No, they allow you the ability for logical thought which you can use to address the underlying causes.

That's an attitude I had not considered before, thanks Mark. Will go and see my GP and speak to him. It's not like I'm depressed 100% of the time, it comes and goes.. the anti-depressants could be just the thing I need to get me through the hard times to be able to fight on another day...


I am fortunate enough to have a wife who bore a lot of my tears and collapse into the black hole.....
I can't stress how supportive my wife has been, she's been terrific. She's done a lot of research herself on sites for partners of those suffering depression.. I (honestly) don't know how I could have coped without her at times...


You identified, as others have, the importance of exercise - keep it up
I'm a lazy bastard though, it's hard at times :angel:

You guys are great, a lot of fantastic advice to swallow...

RonMcGr
31st March 2008, 06:59 PM
Speaking of swallowing, I take antidepressants.

In some cases they are help full when your serotonin levels drop and will not come up. (serotonin is believed to play an important role as a neurotransmitter, in the modulation of anger, aggression, body temperature, mood, sleep, sexuality, and appetite as well as stimulating vomiting.)

When the body stop secreting serotonin, things get really bad :( I take it for post traumatic stress.

It has, however been prescribed for short term depression. If you take it too long you become totally dependent on it! As I'm old, it does not matter, but I would not suggest a young person under 45 take it.
The down side is it's hard to concentrate some times, difficult to learn new things as the memory banks go into a "So what!" mode.
The good side, my kids (25 to 30 year old) now talk to me and no longer worry about outbursts of anger!

So Glen, if you get so bad it is hard to cope, that is an alternative for the short term.

Cheers,
Ron

MickG
1st April 2008, 11:10 AM
Hey Glenn, Outlaw was kind enough to send me the link to this thread and mentioned you were having a hard time at the moment.

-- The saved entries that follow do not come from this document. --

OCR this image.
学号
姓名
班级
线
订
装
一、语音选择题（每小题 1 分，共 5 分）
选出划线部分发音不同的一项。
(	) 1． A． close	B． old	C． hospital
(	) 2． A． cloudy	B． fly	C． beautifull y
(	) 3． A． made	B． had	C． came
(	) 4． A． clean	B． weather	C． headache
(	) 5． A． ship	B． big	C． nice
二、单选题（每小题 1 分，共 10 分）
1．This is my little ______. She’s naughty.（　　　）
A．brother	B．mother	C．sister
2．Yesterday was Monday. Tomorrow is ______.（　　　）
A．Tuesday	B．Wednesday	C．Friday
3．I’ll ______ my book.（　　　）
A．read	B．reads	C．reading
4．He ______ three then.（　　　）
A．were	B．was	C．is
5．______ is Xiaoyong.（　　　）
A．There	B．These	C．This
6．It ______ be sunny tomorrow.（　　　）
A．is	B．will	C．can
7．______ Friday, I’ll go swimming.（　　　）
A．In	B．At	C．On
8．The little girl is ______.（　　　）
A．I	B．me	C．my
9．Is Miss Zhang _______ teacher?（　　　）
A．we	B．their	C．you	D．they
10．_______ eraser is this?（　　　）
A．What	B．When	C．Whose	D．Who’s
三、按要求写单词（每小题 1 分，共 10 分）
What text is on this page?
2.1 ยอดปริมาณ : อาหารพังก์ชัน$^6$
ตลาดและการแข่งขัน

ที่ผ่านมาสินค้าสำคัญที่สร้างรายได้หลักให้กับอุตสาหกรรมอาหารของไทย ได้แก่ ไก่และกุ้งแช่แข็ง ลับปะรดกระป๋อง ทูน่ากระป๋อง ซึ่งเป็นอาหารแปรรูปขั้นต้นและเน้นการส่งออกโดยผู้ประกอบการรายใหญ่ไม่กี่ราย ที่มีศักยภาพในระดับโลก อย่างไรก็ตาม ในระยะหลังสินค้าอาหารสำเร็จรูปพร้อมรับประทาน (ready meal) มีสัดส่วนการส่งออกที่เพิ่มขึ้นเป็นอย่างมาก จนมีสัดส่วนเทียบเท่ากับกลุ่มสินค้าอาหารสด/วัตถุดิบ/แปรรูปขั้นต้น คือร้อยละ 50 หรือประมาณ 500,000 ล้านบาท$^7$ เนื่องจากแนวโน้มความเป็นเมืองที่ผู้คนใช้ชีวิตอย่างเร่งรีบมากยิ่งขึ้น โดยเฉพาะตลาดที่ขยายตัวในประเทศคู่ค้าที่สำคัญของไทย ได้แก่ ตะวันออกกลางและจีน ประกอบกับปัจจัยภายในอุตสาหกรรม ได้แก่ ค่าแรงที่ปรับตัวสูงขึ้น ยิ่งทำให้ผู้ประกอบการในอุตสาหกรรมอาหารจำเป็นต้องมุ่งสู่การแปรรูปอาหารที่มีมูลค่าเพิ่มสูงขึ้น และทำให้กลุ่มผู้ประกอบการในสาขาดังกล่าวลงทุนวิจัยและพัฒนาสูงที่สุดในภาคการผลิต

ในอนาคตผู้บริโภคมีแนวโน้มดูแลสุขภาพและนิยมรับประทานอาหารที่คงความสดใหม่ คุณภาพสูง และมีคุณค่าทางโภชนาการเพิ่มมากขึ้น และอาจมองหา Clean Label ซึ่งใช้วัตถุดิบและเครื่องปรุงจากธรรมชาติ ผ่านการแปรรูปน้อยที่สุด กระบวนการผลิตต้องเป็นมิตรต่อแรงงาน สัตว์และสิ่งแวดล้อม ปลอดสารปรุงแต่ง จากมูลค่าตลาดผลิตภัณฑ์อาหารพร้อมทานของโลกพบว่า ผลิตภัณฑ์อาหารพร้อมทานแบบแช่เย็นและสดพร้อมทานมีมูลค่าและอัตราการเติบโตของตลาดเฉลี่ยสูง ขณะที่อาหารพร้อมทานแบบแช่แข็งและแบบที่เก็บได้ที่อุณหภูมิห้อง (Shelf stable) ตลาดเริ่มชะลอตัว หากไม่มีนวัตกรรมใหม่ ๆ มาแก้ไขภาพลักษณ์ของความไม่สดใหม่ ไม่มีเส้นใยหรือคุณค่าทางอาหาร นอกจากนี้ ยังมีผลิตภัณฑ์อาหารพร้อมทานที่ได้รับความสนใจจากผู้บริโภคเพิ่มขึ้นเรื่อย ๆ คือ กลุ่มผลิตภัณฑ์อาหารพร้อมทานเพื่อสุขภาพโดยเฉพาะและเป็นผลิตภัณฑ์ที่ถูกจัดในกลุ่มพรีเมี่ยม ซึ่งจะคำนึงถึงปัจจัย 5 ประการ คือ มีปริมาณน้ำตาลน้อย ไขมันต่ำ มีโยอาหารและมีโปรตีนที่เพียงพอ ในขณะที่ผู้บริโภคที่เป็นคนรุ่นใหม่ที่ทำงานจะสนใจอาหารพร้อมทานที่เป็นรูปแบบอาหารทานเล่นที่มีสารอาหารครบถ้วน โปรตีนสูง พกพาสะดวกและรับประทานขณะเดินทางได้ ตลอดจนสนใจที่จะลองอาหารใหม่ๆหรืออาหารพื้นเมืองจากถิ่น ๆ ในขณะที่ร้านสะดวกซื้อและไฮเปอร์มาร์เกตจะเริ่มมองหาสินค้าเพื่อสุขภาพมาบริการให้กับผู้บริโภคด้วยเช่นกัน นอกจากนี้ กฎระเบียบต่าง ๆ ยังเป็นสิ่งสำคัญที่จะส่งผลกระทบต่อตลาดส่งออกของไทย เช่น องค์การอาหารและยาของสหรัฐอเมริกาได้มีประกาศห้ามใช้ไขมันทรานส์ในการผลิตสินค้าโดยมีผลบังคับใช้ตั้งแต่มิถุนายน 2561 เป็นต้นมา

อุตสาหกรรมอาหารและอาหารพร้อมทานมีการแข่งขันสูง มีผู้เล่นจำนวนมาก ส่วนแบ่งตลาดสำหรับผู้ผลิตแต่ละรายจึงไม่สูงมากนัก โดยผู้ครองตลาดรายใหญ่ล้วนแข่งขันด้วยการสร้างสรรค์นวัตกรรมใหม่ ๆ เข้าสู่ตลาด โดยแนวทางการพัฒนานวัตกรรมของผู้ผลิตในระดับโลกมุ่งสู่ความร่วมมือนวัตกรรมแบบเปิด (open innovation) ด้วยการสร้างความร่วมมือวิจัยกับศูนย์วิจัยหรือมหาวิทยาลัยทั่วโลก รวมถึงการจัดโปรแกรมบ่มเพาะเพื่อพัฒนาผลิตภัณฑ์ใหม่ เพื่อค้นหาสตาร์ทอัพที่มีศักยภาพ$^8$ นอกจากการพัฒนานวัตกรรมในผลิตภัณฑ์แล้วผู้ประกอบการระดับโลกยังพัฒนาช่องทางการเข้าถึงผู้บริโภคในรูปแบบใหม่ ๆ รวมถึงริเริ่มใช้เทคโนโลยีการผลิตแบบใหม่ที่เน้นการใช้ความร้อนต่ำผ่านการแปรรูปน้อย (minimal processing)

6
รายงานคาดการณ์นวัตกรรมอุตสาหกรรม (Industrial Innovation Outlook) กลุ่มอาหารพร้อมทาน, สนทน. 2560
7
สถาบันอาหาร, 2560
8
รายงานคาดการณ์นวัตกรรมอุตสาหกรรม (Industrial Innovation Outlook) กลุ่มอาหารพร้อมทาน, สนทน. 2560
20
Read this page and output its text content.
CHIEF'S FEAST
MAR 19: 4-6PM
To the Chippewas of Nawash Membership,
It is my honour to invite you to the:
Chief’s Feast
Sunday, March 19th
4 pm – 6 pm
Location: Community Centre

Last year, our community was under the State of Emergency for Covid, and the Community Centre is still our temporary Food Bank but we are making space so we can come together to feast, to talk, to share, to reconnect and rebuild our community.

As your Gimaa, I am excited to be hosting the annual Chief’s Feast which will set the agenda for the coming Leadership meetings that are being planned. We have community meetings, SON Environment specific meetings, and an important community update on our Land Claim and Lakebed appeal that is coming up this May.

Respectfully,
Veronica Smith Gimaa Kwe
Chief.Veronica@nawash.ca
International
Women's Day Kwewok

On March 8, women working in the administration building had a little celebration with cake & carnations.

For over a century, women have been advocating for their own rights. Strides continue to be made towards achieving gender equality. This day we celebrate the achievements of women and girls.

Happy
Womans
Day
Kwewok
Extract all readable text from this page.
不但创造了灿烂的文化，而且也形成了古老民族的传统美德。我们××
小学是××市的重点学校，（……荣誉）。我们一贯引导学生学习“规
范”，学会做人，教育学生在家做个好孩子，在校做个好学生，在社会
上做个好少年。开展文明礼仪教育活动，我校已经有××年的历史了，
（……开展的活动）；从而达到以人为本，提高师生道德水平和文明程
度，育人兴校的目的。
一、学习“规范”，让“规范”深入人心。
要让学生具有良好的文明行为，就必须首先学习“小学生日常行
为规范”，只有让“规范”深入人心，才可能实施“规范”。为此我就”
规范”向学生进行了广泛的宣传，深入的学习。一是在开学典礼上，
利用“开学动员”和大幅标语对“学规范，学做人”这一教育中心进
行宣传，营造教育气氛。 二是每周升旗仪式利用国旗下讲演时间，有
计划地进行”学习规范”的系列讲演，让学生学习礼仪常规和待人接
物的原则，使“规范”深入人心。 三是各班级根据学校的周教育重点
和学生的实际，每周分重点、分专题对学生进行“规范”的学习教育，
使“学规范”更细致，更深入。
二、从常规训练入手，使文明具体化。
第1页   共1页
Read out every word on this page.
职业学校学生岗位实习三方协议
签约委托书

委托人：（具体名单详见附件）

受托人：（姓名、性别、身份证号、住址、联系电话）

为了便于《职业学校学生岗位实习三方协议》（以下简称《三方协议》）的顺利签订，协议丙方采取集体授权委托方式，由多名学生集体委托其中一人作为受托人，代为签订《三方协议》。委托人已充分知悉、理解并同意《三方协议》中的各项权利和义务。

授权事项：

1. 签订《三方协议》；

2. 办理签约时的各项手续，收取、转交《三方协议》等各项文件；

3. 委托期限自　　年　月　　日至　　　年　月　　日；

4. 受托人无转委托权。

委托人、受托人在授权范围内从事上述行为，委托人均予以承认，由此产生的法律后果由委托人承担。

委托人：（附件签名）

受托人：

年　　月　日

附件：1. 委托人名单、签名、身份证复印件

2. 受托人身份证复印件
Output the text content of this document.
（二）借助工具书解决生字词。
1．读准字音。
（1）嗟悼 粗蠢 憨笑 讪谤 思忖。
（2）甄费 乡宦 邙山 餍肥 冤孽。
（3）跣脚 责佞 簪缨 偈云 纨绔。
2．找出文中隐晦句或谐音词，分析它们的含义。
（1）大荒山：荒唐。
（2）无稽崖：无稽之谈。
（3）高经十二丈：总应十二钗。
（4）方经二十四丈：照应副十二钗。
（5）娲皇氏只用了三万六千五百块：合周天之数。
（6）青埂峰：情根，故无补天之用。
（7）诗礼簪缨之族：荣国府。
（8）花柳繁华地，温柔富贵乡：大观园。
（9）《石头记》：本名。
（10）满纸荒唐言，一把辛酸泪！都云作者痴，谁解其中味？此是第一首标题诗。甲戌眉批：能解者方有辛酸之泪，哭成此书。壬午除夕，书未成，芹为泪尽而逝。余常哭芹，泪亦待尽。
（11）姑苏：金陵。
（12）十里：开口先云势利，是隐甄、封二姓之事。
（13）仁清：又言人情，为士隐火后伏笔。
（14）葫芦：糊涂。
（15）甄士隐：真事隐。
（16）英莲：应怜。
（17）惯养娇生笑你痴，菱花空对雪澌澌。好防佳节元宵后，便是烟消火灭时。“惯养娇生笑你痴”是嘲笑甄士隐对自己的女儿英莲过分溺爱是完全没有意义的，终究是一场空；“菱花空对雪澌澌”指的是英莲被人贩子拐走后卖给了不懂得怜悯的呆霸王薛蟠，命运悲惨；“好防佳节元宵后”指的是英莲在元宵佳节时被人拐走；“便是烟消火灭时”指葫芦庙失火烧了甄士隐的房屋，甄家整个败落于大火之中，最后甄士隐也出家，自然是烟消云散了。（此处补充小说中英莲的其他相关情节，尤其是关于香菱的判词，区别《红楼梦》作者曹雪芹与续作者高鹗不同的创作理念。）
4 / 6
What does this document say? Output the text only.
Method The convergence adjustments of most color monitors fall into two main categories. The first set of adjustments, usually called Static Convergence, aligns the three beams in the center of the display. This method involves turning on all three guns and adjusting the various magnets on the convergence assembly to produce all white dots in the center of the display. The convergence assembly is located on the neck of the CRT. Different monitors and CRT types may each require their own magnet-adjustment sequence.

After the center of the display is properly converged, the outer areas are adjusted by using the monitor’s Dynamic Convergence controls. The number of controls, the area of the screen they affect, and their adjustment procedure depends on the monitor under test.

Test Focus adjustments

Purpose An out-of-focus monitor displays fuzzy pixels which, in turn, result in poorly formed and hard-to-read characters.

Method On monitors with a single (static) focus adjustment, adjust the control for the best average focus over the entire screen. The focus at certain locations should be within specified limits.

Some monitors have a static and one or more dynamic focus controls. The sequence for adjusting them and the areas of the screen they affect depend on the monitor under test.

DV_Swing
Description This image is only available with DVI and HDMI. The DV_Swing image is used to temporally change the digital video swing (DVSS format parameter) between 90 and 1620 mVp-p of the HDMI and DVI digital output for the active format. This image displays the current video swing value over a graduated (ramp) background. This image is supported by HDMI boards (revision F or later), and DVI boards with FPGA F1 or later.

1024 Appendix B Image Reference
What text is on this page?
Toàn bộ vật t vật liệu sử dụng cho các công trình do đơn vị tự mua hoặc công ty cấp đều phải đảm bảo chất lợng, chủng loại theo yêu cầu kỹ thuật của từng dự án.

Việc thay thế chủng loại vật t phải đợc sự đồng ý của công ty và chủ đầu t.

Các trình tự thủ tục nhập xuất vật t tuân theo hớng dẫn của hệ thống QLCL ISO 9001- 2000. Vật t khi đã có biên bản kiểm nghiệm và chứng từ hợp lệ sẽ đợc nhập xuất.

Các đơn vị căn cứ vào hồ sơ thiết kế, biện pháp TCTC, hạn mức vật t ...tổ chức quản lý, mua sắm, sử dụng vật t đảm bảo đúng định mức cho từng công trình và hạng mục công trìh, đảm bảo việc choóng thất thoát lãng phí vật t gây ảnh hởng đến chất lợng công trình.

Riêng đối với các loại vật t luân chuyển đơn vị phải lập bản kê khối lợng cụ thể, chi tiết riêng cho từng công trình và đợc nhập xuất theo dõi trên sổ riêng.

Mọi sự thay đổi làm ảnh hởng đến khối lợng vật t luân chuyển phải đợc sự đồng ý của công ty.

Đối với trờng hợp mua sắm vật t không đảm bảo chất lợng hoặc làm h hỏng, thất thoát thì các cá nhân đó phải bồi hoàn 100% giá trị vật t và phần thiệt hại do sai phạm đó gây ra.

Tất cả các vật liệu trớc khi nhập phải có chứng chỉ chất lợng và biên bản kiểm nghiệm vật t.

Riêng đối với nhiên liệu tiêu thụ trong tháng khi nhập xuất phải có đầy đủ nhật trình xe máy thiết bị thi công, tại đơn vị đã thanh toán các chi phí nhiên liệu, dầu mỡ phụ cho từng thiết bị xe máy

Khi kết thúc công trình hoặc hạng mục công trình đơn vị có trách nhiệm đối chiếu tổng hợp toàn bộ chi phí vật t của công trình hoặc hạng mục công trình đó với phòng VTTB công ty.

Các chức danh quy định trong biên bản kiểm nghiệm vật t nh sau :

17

I can't really offer you any help having not gone through anything like this before, so all I can say is with my kids, Andrew 4, Charlie 2 and Hannah 11mths, being denied access to them is simply not an option of me......anytime in my life. I would like to think though, that if I were in your situation, that I would have the strength that you have and are demonstrating, to deal with the situation. You have already made some excellent decisions it would appear and have many more to make. As suggestd by most here, you are heading in the right direction and given time you will reach a happier place.
Probably the only thing I can relate to in this instance is the need to talk about your feelings and issues, this is essential. This forum would be an excellent place for that and I would suggest you post up here as often as you like, as I am sure most if not all AULRO members would be willing to assist in anyway they could.

Keep your head up Glenn, remember what you want to achieve and please let us know if there is anything we can do as individuals, AULRO or GCLRO.